Here's a short gif of the first flight:
I hate compromises
After getting used to flying the quadcopter, I felt that tuning this system was a compromise between speed and steady-state oscillations; a system with high P-gain would be snappy (which I liked) but at the same time nervous (oscillatory) around the steady-state setpoint. A system with a low P-gain would be stable/ have smaller oscillations, but be sluggish in transitions. I did not like this compromise and thus decided to get rid of it.
What I needed was for the gains to adapt in accordance with the kind of dynamics I demand from the system. If I demand large movements, I would like it to increase the gains temporarily, while for smaller movements, I would prefer the smaller gains.
Thus the “Exponential” Integral Derivative controller was created. The way this works is that the P-gain starts from a base value and increases with the square of the error to 1.5 times its base value when the error is 40 degrees (full deflection to one side). One might wonder if this would make the system unstable (and rightly so).

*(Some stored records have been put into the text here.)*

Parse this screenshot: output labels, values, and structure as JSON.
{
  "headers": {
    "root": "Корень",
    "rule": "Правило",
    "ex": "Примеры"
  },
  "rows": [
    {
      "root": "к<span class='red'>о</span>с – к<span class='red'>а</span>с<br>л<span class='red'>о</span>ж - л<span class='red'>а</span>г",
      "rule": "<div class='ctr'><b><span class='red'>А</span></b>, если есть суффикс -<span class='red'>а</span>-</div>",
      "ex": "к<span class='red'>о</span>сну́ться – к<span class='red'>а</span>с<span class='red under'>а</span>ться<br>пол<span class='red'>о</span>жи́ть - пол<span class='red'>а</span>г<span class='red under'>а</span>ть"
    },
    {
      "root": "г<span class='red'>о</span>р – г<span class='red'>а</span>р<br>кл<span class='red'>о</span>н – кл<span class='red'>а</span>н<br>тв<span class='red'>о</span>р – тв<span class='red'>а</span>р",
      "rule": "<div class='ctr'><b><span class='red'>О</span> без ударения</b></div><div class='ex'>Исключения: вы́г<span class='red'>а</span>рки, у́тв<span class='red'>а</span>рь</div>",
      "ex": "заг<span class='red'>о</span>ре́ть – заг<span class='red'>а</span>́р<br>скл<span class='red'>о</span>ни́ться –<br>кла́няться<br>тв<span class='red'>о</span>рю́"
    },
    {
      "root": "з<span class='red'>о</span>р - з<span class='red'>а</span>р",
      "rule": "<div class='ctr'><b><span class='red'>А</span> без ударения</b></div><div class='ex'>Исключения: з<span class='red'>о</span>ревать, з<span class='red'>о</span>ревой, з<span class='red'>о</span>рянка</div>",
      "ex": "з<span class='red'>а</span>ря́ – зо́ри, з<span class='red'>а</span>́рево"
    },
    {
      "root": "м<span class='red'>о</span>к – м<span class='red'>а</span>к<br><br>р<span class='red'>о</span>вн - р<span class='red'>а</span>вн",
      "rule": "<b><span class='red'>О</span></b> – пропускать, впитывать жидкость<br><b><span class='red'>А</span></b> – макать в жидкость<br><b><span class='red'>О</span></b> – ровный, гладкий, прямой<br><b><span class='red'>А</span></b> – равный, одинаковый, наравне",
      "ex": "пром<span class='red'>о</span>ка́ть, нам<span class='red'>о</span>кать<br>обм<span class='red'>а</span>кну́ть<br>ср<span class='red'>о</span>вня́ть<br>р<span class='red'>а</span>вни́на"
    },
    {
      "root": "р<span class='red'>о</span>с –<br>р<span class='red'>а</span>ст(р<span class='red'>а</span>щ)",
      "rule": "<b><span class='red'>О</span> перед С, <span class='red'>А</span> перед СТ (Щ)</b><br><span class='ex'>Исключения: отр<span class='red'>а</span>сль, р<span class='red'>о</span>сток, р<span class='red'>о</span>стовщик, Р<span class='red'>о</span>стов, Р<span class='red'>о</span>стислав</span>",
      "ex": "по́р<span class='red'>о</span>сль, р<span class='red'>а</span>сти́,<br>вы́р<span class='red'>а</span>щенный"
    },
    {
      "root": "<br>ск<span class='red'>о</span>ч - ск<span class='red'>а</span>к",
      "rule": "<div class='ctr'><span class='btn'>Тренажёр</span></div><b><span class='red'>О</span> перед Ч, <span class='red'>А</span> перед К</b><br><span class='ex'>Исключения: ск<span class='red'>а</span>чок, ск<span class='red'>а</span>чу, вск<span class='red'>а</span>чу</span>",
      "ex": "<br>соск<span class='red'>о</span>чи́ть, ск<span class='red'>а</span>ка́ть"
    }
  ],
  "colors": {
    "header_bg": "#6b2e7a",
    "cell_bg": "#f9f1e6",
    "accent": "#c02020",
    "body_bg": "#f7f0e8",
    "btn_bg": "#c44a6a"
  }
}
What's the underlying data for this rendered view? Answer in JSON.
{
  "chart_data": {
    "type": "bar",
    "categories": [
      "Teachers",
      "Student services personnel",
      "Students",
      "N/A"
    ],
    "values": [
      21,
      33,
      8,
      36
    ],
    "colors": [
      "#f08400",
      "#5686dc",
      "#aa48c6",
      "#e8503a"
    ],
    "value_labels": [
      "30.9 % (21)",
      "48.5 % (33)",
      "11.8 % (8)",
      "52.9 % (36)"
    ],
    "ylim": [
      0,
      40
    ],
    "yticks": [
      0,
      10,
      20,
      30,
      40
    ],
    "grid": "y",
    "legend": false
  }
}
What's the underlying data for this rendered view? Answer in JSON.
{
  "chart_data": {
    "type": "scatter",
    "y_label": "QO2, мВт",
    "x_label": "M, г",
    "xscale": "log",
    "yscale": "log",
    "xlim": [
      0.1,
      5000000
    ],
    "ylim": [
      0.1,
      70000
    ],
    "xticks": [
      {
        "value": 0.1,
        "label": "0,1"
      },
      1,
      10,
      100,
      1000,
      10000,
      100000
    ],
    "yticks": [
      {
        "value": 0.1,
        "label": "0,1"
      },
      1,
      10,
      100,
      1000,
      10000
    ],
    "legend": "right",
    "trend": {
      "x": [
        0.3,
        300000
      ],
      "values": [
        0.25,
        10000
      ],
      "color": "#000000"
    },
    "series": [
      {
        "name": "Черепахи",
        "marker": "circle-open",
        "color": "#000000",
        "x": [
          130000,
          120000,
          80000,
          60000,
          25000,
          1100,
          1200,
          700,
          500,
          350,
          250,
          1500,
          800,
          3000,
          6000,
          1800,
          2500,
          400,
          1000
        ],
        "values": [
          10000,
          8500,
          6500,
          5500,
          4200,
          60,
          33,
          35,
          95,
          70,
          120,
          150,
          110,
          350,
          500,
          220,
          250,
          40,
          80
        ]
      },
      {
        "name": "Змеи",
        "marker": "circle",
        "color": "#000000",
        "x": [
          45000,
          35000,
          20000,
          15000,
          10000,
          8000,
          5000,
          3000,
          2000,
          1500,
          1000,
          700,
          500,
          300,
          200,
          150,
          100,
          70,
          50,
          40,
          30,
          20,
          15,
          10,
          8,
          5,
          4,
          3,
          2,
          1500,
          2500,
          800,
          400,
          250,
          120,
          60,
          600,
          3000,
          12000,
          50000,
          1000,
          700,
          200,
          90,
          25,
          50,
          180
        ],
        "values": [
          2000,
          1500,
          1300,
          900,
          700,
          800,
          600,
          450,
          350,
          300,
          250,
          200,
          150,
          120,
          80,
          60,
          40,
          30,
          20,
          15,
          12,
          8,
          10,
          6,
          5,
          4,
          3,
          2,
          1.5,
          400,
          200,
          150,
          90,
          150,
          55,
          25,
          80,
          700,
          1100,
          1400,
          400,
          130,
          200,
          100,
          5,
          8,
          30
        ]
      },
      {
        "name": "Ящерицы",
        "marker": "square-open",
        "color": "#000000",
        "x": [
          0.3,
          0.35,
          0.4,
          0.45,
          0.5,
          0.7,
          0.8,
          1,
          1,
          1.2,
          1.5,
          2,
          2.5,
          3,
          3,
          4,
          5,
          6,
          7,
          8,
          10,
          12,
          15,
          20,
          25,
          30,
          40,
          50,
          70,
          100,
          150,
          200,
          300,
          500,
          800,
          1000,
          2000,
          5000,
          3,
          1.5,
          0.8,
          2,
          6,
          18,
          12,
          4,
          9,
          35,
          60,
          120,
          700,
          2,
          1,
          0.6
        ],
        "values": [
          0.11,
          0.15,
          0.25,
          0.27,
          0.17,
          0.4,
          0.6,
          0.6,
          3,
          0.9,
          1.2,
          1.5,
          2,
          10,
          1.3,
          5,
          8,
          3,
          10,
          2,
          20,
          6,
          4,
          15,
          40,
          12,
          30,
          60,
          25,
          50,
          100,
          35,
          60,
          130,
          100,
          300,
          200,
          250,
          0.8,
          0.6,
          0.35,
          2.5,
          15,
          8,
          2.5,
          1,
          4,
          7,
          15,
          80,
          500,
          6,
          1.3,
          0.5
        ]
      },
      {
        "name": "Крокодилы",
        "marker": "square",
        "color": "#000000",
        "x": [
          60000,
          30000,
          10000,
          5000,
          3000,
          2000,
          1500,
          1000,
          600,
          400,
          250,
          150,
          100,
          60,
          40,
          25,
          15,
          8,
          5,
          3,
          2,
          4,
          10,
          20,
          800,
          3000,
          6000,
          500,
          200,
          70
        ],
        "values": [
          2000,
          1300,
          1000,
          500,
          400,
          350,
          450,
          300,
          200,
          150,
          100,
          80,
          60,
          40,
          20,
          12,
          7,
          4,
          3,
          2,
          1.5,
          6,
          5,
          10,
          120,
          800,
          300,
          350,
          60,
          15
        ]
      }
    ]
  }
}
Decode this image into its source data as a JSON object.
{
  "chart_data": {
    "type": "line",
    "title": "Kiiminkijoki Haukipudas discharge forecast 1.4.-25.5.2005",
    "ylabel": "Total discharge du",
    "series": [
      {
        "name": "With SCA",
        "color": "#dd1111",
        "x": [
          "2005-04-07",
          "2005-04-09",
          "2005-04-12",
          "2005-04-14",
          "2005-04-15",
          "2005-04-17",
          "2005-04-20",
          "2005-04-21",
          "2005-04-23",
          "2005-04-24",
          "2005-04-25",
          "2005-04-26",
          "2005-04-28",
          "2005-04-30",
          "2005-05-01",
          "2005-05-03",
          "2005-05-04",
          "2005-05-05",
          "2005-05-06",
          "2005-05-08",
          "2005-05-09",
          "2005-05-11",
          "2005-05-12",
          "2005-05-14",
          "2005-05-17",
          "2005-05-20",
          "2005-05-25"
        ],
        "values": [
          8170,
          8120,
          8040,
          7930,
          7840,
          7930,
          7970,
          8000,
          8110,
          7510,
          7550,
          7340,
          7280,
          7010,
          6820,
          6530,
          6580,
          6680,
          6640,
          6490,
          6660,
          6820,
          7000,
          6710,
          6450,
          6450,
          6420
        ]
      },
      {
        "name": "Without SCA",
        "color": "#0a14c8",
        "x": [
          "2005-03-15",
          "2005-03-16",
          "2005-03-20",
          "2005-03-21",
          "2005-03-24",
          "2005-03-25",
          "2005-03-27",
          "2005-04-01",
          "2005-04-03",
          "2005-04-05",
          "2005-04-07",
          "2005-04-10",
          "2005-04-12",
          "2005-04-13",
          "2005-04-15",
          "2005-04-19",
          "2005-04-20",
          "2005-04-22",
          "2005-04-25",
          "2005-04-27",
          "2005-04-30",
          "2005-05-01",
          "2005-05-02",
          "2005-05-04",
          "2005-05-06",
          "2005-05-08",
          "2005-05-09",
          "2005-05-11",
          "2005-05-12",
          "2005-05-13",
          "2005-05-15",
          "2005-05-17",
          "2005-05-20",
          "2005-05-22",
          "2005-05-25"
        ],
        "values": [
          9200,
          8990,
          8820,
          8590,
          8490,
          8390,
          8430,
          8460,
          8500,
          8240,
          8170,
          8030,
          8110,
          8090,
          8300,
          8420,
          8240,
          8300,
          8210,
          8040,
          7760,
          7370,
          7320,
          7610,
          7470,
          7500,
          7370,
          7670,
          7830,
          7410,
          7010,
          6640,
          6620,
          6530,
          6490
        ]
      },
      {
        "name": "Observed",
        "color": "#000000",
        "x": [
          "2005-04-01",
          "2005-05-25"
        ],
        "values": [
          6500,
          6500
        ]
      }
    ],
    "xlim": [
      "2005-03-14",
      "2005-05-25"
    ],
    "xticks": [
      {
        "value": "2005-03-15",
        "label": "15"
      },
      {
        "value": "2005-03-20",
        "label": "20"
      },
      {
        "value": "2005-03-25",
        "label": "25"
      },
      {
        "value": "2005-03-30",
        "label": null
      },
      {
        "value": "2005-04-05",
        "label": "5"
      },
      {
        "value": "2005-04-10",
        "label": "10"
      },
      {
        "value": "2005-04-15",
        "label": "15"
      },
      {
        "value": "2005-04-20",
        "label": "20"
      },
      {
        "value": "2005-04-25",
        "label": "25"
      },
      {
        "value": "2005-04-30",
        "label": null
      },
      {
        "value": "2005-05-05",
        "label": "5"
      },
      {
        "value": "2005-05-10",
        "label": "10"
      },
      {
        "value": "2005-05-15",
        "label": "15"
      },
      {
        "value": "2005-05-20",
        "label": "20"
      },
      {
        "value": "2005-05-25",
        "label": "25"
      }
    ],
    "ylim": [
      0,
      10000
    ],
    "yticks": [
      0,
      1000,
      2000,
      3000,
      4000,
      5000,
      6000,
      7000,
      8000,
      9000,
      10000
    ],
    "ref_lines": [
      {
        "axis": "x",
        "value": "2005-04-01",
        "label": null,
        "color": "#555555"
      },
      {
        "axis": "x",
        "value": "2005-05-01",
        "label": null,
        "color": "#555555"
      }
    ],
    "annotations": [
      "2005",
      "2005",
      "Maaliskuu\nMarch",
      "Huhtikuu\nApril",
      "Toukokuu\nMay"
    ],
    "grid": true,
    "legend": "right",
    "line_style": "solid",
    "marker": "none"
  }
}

The way to tune this system is to first find the baseline PID gains for snappy behavior (as snappy as you can get without large overshoots) and then cut the P-gain by 33%
Base_P_gain = 0.67*P_gain_snappy
The P gain is increased according to the following formula:
K = 0.5/(maximum_error^2)
P_gain = Base_P_gain*(1 + K*(error^2))
On a full deflection, the P gain would be increased to 1.5 times of its base value, which is:
P_gain = Base_P_gain*1.5
therefore P_gain = 1.5*0.67*P_gain_snappy = P_gain_snappy
The P-gain’s base value actually results in an over-damped system as The P-gain is at 70% of the P-gain required for a critically damped system. However, as the error gets close to the maximum_error limit (40 degrees of tilt in this case), the P-gain is increased by 50%, making the system critically damped. The purpose of the exponential component is to provide an overdamped system for small movements and a critically or even underdamped system for large movements.This allows the quadcopter to fly stable like this-
-And also have a snappy response like this-
And that's a wrap!
The code for the flight controller is available here(although I would advise others to consider it as an experimental project with no guarantees of safety whatsoever). From selecting the right hardware to optimizing the code and adding failsafe measures, the field of robotics expects you to learn it all, which is exactly why I find this field so interesting; being a field made by a combination of different fields, it allows you to learn multiple things as well as understand connections between them.